Les 20 et 21 janvier dernier, à Paris, environ 150 personnes
provenant de six pays européens, des États-Unis et
du Canada ont pris part à un colloque œcuménique
et international sur le thème : « Femmes prêtres :
enjeux pour la société et les Églises ».
Témoignages, analyses et débats étaient proposés
par l’Association femmes et hommes en Église afin
de prendre en compte la réalité de femmes prêtres
chez les catholiques depuis les ordinations sur le
Danube (en 2002), à Lyon et sur le Saint-Laurent
(en juillet 2005).
Une
des originalités de ce rendez-vous était de
s’interroger sur la signification de l’ordination
des femmes pour la société.

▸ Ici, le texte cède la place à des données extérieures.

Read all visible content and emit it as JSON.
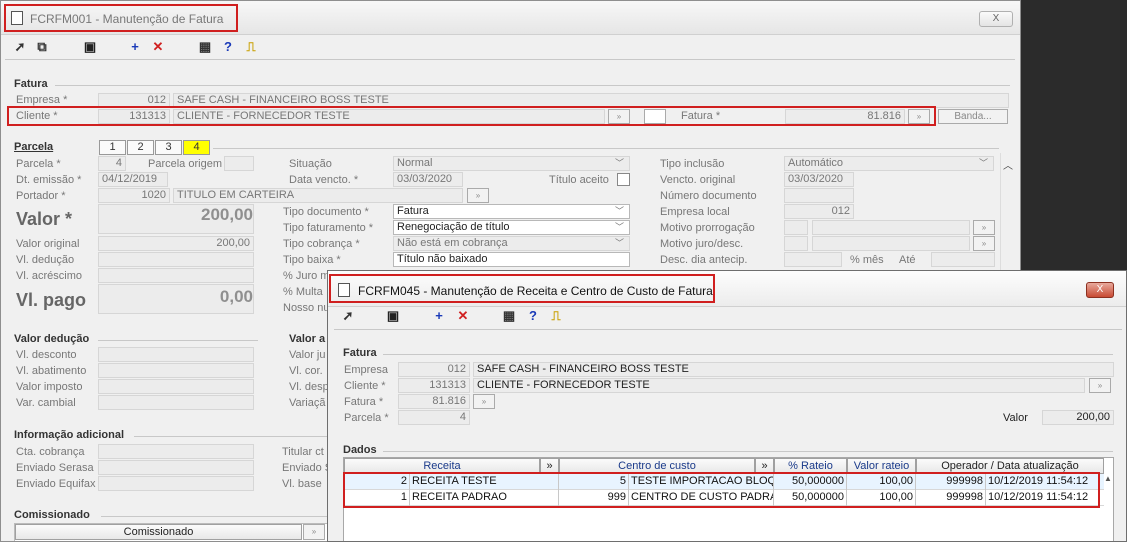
{
  "main": {
    "title": "FCRFM001 - Manutenção de Fatura",
    "close": "X",
    "fatura_section": "Fatura",
    "empresa_label": "Empresa *",
    "empresa_code": "012",
    "empresa_name": "SAFE CASH - FINANCEIRO BOSS TESTE",
    "cliente_label": "Cliente *",
    "cliente_code": "131313",
    "cliente_name": "CLIENTE - FORNECEDOR TESTE",
    "fatura_label": "Fatura *",
    "fatura_value": "81.816",
    "banda_label": "Banda...",
    "parcela_section": "Parcela",
    "tabs": [
      "1",
      "2",
      "3",
      "4"
    ],
    "parcela_label": "Parcela *",
    "parcela_value": "4",
    "parcela_origem_label": "Parcela origem",
    "dt_emissao_label": "Dt. emissão *",
    "dt_emissao_value": "04/12/2019",
    "portador_label": "Portador *",
    "portador_code": "1020",
    "portador_name": "TITULO EM CARTEIRA",
    "situacao_label": "Situação",
    "situacao_value": "Normal",
    "data_vencto_label": "Data vencto. *",
    "data_vencto_value": "03/03/2020",
    "titulo_aceito_label": "Título aceito",
    "tipo_doc_label": "Tipo documento *",
    "tipo_doc_value": "Fatura",
    "tipo_fat_label": "Tipo faturamento *",
    "tipo_fat_value": "Renegociação de título",
    "tipo_cob_label": "Tipo cobrança *",
    "tipo_cob_value": "Não está em cobrança",
    "tipo_baixa_label": "Tipo baixa *",
    "tipo_baixa_value": "Título não baixado",
    "juro_label": "% Juro m",
    "multa_label": "% Multa",
    "nosso_label": "Nosso nu",
    "tipo_inclusao_label": "Tipo inclusão",
    "tipo_inclusao_value": "Automático",
    "vencto_orig_label": "Vencto. original",
    "vencto_orig_value": "03/03/2020",
    "num_doc_label": "Número documento",
    "emp_local_label": "Empresa local",
    "emp_local_value": "012",
    "motivo_prorrog_label": "Motivo prorrogação",
    "motivo_juro_label": "Motivo juro/desc.",
    "desc_dia_label": "Desc. dia antecip.",
    "pct_mes_label": "% mês",
    "ate_label": "Até",
    "valor_label": "Valor *",
    "valor_value": "200,00",
    "valor_original_label": "Valor original",
    "valor_original_value": "200,00",
    "vl_deducao_label": "Vl. dedução",
    "vl_acrescimo_label": "Vl. acréscimo",
    "vl_pago_label": "Vl. pago",
    "vl_pago_value": "0,00",
    "valor_deducao_section": "Valor dedução",
    "vl_desconto_label": "Vl. desconto",
    "vl_abatimento_label": "Vl. abatimento",
    "valor_imposto_label": "Valor imposto",
    "var_cambial_label": "Var. cambial",
    "valor_a_section": "Valor a",
    "valor_ju_label": "Valor ju",
    "vl_cor_label": "Vl. cor.",
    "vl_desp_label": "Vl. desp",
    "variac_label": "Variaçã",
    "info_section": "Informação adicional",
    "cta_cob_label": "Cta. cobrança",
    "env_serasa_label": "Enviado Serasa",
    "env_equifax_label": "Enviado Equifax",
    "titular_label": "Titular ct",
    "enviado_s_label": "Enviado S",
    "vl_base_label": "Vl. base",
    "comissionado_section": "Comissionado",
    "comissionado_col": "Comissionado"
  },
  "dialog": {
    "title": "FCRFM045 - Manutenção de Receita e Centro de Custo de Fatura",
    "close": "X",
    "fatura_section": "Fatura",
    "empresa_label": "Empresa",
    "empresa_code": "012",
    "empresa_name": "SAFE CASH - FINANCEIRO BOSS TESTE",
    "cliente_label": "Cliente *",
    "cliente_code": "131313",
    "cliente_name": "CLIENTE - FORNECEDOR TESTE",
    "fatura_label": "Fatura *",
    "fatura_value": "81.816",
    "parcela_label": "Parcela *",
    "parcela_value": "4",
    "valor_label": "Valor",
    "valor_value": "200,00",
    "dados_section": "Dados",
    "columns": [
      "Receita",
      "»",
      "Centro de custo",
      "»",
      "% Rateio",
      "Valor rateio",
      "Operador / Data atualização"
    ],
    "rows": [
      {
        "rec_code": "2",
        "rec_name": "RECEITA TESTE",
        "cc_code": "5",
        "cc_name": "TESTE IMPORTACAO BLOQ",
        "rateio": "50,000000",
        "valor": "100,00",
        "operador": "999998",
        "data": "10/12/2019 11:54:12"
      },
      {
        "rec_code": "1",
        "rec_name": "RECEITA PADRAO",
        "cc_code": "999",
        "cc_name": "CENTRO DE CUSTO PADRAO",
        "rateio": "50,000000",
        "valor": "100,00",
        "operador": "999998",
        "data": "10/12/2019 11:54:12"
      }
    ]
  }
}
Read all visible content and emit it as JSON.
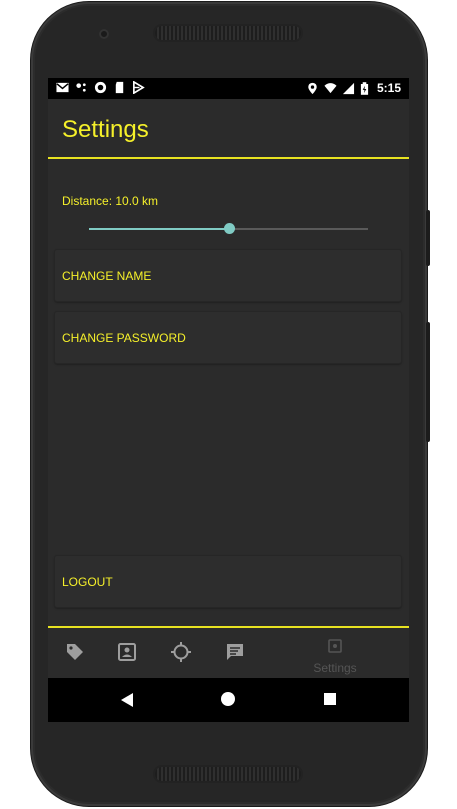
{
  "status_bar": {
    "time": "5:15",
    "left_icons": [
      "gmail-icon",
      "maps-dots-icon",
      "record-icon",
      "sd-card-icon",
      "play-store-icon"
    ],
    "right_icons": [
      "location-icon",
      "wifi-icon",
      "signal-icon",
      "battery-icon"
    ]
  },
  "app_bar": {
    "title": "Settings"
  },
  "distance": {
    "label": "Distance: 10.0 km",
    "slider_fraction": 0.5
  },
  "buttons": {
    "change_name": "CHANGE NAME",
    "change_password": "CHANGE PASSWORD",
    "logout": "LOGOUT"
  },
  "bottom_nav": {
    "items": [
      {
        "icon": "tag-icon"
      },
      {
        "icon": "contact-card-icon"
      },
      {
        "icon": "crosshair-icon"
      },
      {
        "icon": "chat-icon"
      }
    ],
    "settings_label": "Settings"
  },
  "colors": {
    "accent": "#f5f02a",
    "slider": "#80cbc4",
    "background": "#2b2b2b"
  }
}
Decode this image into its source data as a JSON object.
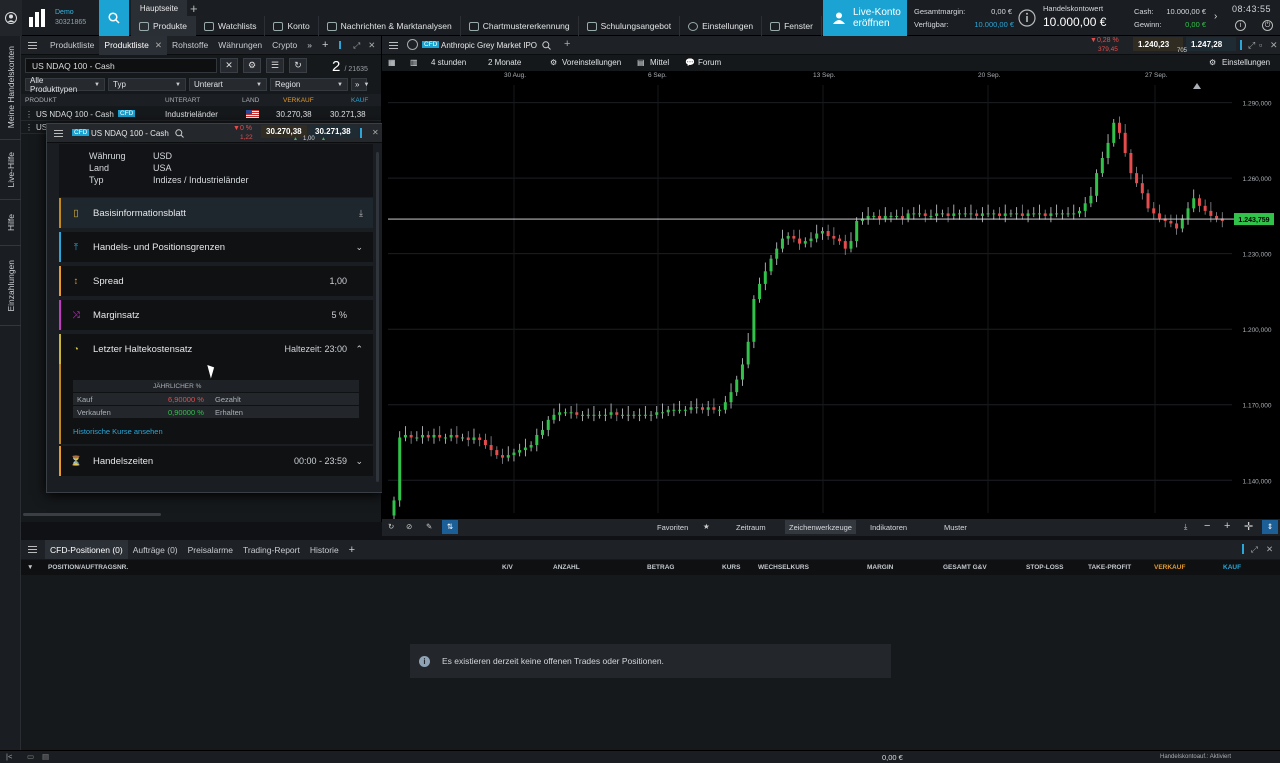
{
  "topbar": {
    "demo_label": "Demo",
    "account_number": "30321865",
    "main_tab": "Hauptseite",
    "nav": [
      "Produkte",
      "Watchlists",
      "Konto",
      "Nachrichten & Marktanalysen",
      "Chartmustererkennung",
      "Schulungsangebot",
      "Einstellungen",
      "Fenster"
    ],
    "live_button": "Live-Konto eröffnen",
    "gesamtmargin_label": "Gesamtmargin:",
    "gesamtmargin_value": "0,00 €",
    "verfuegbar_label": "Verfügbar:",
    "verfuegbar_value": "10.000,00 €",
    "handelskontowert_label": "Handelskontowert",
    "handelskontowert_value": "10.000,00 €",
    "cash_label": "Cash:",
    "cash_value": "10.000,00 €",
    "gewinn_label": "Gewinn:",
    "gewinn_value": "0,00 €",
    "clock": "08:43:55"
  },
  "sidetabs": [
    "Meine Handelskonten",
    "Live-Hilfe",
    "Hilfe",
    "Einzahlungen"
  ],
  "productlist": {
    "tabs": [
      "Produktliste",
      "Produktliste",
      "Rohstoffe",
      "Währungen",
      "Crypto"
    ],
    "search_value": "US NDAQ 100 - Cash",
    "count": "2",
    "total": "/ 21635",
    "filters": [
      "Alle Produkttypen",
      "Typ",
      "Unterart",
      "Region"
    ],
    "columns": {
      "produkt": "PRODUKT",
      "unterart": "UNTERART",
      "land": "LAND",
      "verkauf": "VERKAUF",
      "kauf": "KAUF"
    },
    "rows": [
      {
        "name": "US NDAQ 100 - Cash",
        "badge": "CFD",
        "unterart": "Industrieländer",
        "verkauf": "30.270,38",
        "kauf": "30.271,38"
      },
      {
        "name": "US",
        "badge": "",
        "unterart": "",
        "verkauf": "",
        "kauf": ""
      }
    ]
  },
  "popup": {
    "badge": "CFD",
    "title": "US NDAQ 100 - Cash",
    "change": "0 %",
    "change_abs": "1,22",
    "sell": "30.270,38",
    "buy": "30.271,38",
    "spread": "1,00",
    "info": [
      {
        "label": "Währung",
        "value": "USD"
      },
      {
        "label": "Land",
        "value": "USA"
      },
      {
        "label": "Typ",
        "value": "Indizes / Industrieländer"
      }
    ],
    "cards": [
      {
        "label": "Basisinformationsblatt",
        "value": ""
      },
      {
        "label": "Handels- und Positionsgrenzen",
        "value": ""
      },
      {
        "label": "Spread",
        "value": "1,00"
      },
      {
        "label": "Marginsatz",
        "value": "5 %"
      },
      {
        "label": "Letzter Haltekostensatz",
        "value": "Haltezeit: 23:00"
      }
    ],
    "halte": {
      "col_header": "JÄHRLICHER %",
      "rows": [
        {
          "label": "Kauf",
          "value": "6,90000 %",
          "note": "Gezahlt"
        },
        {
          "label": "Verkaufen",
          "value": "0,90000 %",
          "note": "Erhalten"
        }
      ],
      "link": "Historische Kurse ansehen"
    },
    "handelszeiten_label": "Handelszeiten",
    "handelszeiten_value": "00:00 - 23:59"
  },
  "chart": {
    "tab_badge": "CFD",
    "tab_title": "Anthropic Grey Market IPO",
    "change_pct": "0,28 %",
    "change_abs": "379,45",
    "sell": "1.240,23",
    "buy": "1.247,28",
    "spread": "705",
    "toolbar": [
      "4 stunden",
      "2 Monate",
      "Voreinstellungen",
      "Mittel",
      "Forum",
      "Einstellungen"
    ],
    "bottom": [
      "Favoriten",
      "Zeitraum",
      "Zeichenwerkzeuge",
      "Indikatoren",
      "Muster"
    ],
    "current_price": "1.243,759"
  },
  "chart_data": {
    "type": "candlestick",
    "x_labels": [
      "30 Aug.",
      "6 Sep.",
      "13 Sep.",
      "20 Sep.",
      "27 Sep."
    ],
    "y_ticks": [
      "1.140,000",
      "1.170,000",
      "1.200,000",
      "1.230,000",
      "1.260,000",
      "1.290,000"
    ],
    "ylim": [
      1127,
      1297
    ],
    "current_price": 1243.759,
    "closes": [
      1132,
      1157,
      1158,
      1157,
      1157,
      1158,
      1157,
      1158,
      1157,
      1157,
      1158,
      1157,
      1157,
      1156,
      1157,
      1156,
      1154,
      1152,
      1150,
      1149,
      1150,
      1151,
      1152,
      1153,
      1154,
      1158,
      1160,
      1164,
      1166,
      1167,
      1167,
      1167,
      1166,
      1166,
      1166,
      1166,
      1166,
      1166,
      1167,
      1166,
      1166,
      1166,
      1166,
      1166,
      1166,
      1166,
      1167,
      1167,
      1168,
      1168,
      1168,
      1168,
      1169,
      1169,
      1168,
      1169,
      1168,
      1168,
      1171,
      1175,
      1180,
      1186,
      1195,
      1212,
      1218,
      1223,
      1228,
      1232,
      1236,
      1237,
      1236,
      1234,
      1235,
      1236,
      1238,
      1239,
      1237,
      1236,
      1235,
      1232,
      1235,
      1243,
      1244,
      1245,
      1245,
      1244,
      1245,
      1245,
      1245,
      1244,
      1246,
      1246,
      1246,
      1245,
      1245,
      1246,
      1246,
      1245,
      1246,
      1246,
      1246,
      1246,
      1245,
      1246,
      1246,
      1246,
      1245,
      1246,
      1246,
      1246,
      1245,
      1246,
      1246,
      1246,
      1245,
      1246,
      1246,
      1246,
      1246,
      1246,
      1247,
      1250,
      1253,
      1262,
      1268,
      1274,
      1282,
      1278,
      1270,
      1262,
      1258,
      1254,
      1248,
      1246,
      1244,
      1243,
      1242,
      1240,
      1244,
      1248,
      1252,
      1249,
      1247,
      1245,
      1244,
      1243
    ]
  },
  "positions": {
    "tabs": [
      "CFD-Positionen (0)",
      "Aufträge (0)",
      "Preisalarme",
      "Trading-Report",
      "Historie"
    ],
    "columns": [
      "POSITION/AUFTRAGSNR.",
      "K/V",
      "ANZAHL",
      "BETRAG",
      "KURS",
      "WECHSELKURS",
      "MARGIN",
      "GESAMT G&V",
      "STOP-LOSS",
      "TAKE-PROFIT",
      "VERKAUF",
      "KAUF"
    ],
    "empty_message": "Es existieren derzeit keine offenen Trades oder Positionen."
  },
  "statusbar": {
    "total": "0,00 €",
    "status": "Handelskontoauf.: Aktiviert"
  },
  "colors": {
    "accent": "#1ba4d3",
    "up": "#31c24a",
    "down": "#e74c4c",
    "orange": "#e89a2a"
  }
}
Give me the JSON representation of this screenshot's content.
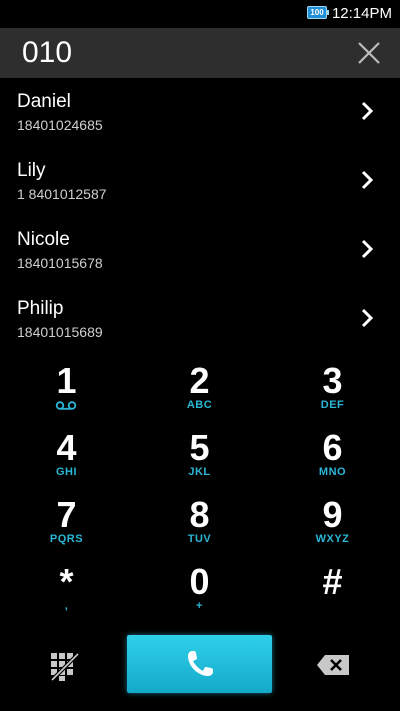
{
  "status_bar": {
    "battery_level": "100",
    "time": "12:14PM"
  },
  "dialer": {
    "input_value": "010"
  },
  "contacts": [
    {
      "name": "Daniel",
      "number": "18401024685"
    },
    {
      "name": "Lily",
      "number": "1 8401012587"
    },
    {
      "name": "Nicole",
      "number": "18401015678"
    },
    {
      "name": "Philip",
      "number": "18401015689"
    }
  ],
  "keypad": {
    "keys": [
      {
        "digit": "1",
        "letters": ""
      },
      {
        "digit": "2",
        "letters": "ABC"
      },
      {
        "digit": "3",
        "letters": "DEF"
      },
      {
        "digit": "4",
        "letters": "GHI"
      },
      {
        "digit": "5",
        "letters": "JKL"
      },
      {
        "digit": "6",
        "letters": "MNO"
      },
      {
        "digit": "7",
        "letters": "PQRS"
      },
      {
        "digit": "8",
        "letters": "TUV"
      },
      {
        "digit": "9",
        "letters": "WXYZ"
      },
      {
        "digit": "*",
        "letters": ","
      },
      {
        "digit": "0",
        "letters": "+"
      },
      {
        "digit": "#",
        "letters": ""
      }
    ]
  },
  "icons": {
    "clear": "close-icon",
    "chevron": "chevron-right-icon",
    "voicemail": "voicemail-icon",
    "dialpad": "dialpad-icon",
    "call": "phone-icon",
    "backspace": "backspace-icon"
  },
  "colors": {
    "accent": "#2bb6d6",
    "call_button": "#1fbfdc",
    "input_bar": "#2e2e2e",
    "background": "#000000"
  }
}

Les propos du
sociologue Jean Baubérot, sur l’histoire de la
laïcité en France depuis la Révolution de 1789,
ont démontré « l’épaisseur historique » des
rapports entre citoyens et citoyennes, en
particulier en ce qui a trait aux stéréotypes. Par
exemple, sociétés et religions continuent
d’attribuer aux femmes un plus grand rôle dans
l’éducation morale. Un enjeu déterminant est donc
de lutter pour que personne ne soit enfermé dans
un destin social, tel un mariage forcé ou
l’exclusion définitive d’une fonction sur la base
du genre.
Pour François Becker, un scientifique délégué par
un réseau d’ONG chrétiennes auprès du Conseil de
l’Europe, le poids des religions sur la vie des
femmes ne fait aucun doute : l’accès à la
contraception et à l’ordination n’est-il pas
refusé aux femmes par les mêmes instances
religieuses? Un groupe de parlementaires européens
évalue d’ailleurs présentement les répercussions
d’une disposition prévue au projet de constitution
européenne, concédant aux grandes religions un
pouvoir sur la définition des droits humains.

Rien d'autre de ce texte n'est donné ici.